Averyville Meditation

Yesterday I walked over to the stretch of beach just past 2nd Beach where my friend Kent Avery balances rocks. Once again he was not present but the stones he balanced a week or so ago were still in place.

I sat on a bench opposite the tallest and most complex of these natural sculptures to listen to the waves and to watch passers by as the stones caught their attention and slowed them down.

The word “glue” is the most widely used in the comments I have overheard over the past couple of years. It seems that folks can’t get their heads around the concept of balance.

“Oh, they are just glued there…”

“He uses glue…”

“It’s impossible; they have to be glued in place…”

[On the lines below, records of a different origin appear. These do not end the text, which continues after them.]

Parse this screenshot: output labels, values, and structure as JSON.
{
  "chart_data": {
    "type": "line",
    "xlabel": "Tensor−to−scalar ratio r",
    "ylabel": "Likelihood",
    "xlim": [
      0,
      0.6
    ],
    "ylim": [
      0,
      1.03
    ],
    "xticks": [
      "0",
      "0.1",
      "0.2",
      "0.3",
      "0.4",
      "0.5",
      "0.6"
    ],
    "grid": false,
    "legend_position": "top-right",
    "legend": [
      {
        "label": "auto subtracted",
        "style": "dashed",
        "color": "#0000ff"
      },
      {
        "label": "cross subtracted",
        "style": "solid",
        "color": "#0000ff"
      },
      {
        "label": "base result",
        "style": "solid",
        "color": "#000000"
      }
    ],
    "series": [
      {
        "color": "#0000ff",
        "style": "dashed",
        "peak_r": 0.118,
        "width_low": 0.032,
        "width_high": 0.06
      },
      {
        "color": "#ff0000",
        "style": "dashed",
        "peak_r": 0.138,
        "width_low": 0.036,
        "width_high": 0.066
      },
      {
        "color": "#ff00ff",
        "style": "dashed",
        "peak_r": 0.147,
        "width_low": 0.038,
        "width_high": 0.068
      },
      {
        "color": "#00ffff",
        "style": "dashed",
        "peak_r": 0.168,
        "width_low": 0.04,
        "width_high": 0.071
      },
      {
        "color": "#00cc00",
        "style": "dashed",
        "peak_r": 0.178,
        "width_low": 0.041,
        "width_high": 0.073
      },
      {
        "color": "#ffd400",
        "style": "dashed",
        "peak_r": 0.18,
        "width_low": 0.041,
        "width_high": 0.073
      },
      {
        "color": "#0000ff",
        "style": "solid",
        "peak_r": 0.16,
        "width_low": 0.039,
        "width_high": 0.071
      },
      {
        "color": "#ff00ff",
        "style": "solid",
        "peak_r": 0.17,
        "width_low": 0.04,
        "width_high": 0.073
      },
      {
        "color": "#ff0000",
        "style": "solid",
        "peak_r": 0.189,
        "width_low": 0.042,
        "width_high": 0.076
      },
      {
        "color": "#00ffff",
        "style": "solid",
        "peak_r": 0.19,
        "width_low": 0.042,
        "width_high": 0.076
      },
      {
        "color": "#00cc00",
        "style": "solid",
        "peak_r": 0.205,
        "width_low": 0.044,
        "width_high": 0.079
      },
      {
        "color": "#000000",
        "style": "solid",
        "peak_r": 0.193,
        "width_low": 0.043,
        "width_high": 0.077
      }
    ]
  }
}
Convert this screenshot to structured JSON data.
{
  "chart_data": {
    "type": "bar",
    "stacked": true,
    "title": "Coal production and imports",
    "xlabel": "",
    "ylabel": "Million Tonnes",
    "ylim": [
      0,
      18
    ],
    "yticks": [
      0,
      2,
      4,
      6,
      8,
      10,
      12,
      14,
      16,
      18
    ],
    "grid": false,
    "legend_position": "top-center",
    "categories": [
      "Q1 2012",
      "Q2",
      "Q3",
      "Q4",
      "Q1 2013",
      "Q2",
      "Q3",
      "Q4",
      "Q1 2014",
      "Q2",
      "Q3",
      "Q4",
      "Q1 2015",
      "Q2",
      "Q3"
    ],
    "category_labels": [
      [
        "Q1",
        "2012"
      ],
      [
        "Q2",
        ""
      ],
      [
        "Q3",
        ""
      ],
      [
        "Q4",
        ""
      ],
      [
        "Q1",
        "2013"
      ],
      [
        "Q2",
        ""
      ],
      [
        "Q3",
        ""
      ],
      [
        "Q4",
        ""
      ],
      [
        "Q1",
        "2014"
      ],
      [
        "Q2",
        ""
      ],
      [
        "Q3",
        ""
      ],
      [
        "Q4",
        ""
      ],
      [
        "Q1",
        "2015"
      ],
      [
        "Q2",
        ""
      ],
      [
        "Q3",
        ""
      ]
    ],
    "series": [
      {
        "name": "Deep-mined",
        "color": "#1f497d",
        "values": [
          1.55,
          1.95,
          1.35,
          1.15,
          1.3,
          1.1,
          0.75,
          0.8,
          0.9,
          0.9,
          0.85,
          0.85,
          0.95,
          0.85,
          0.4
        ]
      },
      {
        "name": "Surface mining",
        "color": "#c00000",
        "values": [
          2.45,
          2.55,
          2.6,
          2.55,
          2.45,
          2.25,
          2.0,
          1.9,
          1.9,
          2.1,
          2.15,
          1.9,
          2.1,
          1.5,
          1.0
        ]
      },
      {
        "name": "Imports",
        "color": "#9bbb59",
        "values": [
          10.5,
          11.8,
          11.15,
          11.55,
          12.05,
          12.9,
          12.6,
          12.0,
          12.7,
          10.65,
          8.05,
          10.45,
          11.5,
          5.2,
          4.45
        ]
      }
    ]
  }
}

Yesterday a group passed by and the women made passing comments about the stones being balanced but one of the men in their group refused to get it. He dropped behind them and tried to slow them up, dissuading them from their false beliefs.

He had his thumb stuck out like some dumb hitchhiker, pointing back in the direction of the rocks and shouted forward to his group, “They’re glued; they’re not balanced. What are you talking about?”

The fact that they were largely ignoring him spurred him on. The whole troupe of them disappeared from my sight around a curve in the seawall, but minutes later he came back like a creature from a Wile E. Coyote cartoon, looking in all directions to see if anyone was watching him and then he lowered himself over the edge of the wall onto the rocks below.

He approached one of the smaller structures, balanced on a rock that was fairly accessible and fumbling with both hands made a scrambling climb to the top, where he stood upright and then paused to look over at me…the only person in sight at the moment.

He looked back over his shoulder in the direction his group had gone hoping to prove his point but his body language told that they were no longer watching.

Then he positioned his hand over the topmost tiniest rock (one that he was certain was glued in place) and prepared to try and pick it up to prove his point. He looked at me one more time as he stood in live action pose and then looked back at the stones.

It was as though time was suspended, and all stood still. He didn’t move. I felt that there was a force field shielding the rocks from his intervention.

His hand was only inches away, and then after about a minute where nothing happened, he gestured with his finger (but did not touch) the littlest rock, jumped back down, scaled the seawall and hurried off to join his group.

There was something sacred about that moment in time when this obvious skeptic suspended his judgment which hung in balance like the stones he stood before.

Later on another group biked by where many were pausing to take cell phone snapshots and a woman shouted back to the man following her, “Take a picture, Harry!”

“I don’t have to”, he bravely responded. “I’ll remember it!”

I wish Kent had heard that one.

1 comment:

Anonymous said...

Dear Baba,

Thanks once again for bringing the Seawall alive in my memory. I used to walk it every day, and those balanced stones used to puzzle me as well, but I never thought of jumping down and knocking one over.

Your alert meditation on balance once again reminded me of how graceful you are in the face of adversity and my blessings are with you as you go about your solitary business of observing your outer and inner world, then writing about it with such eloquence.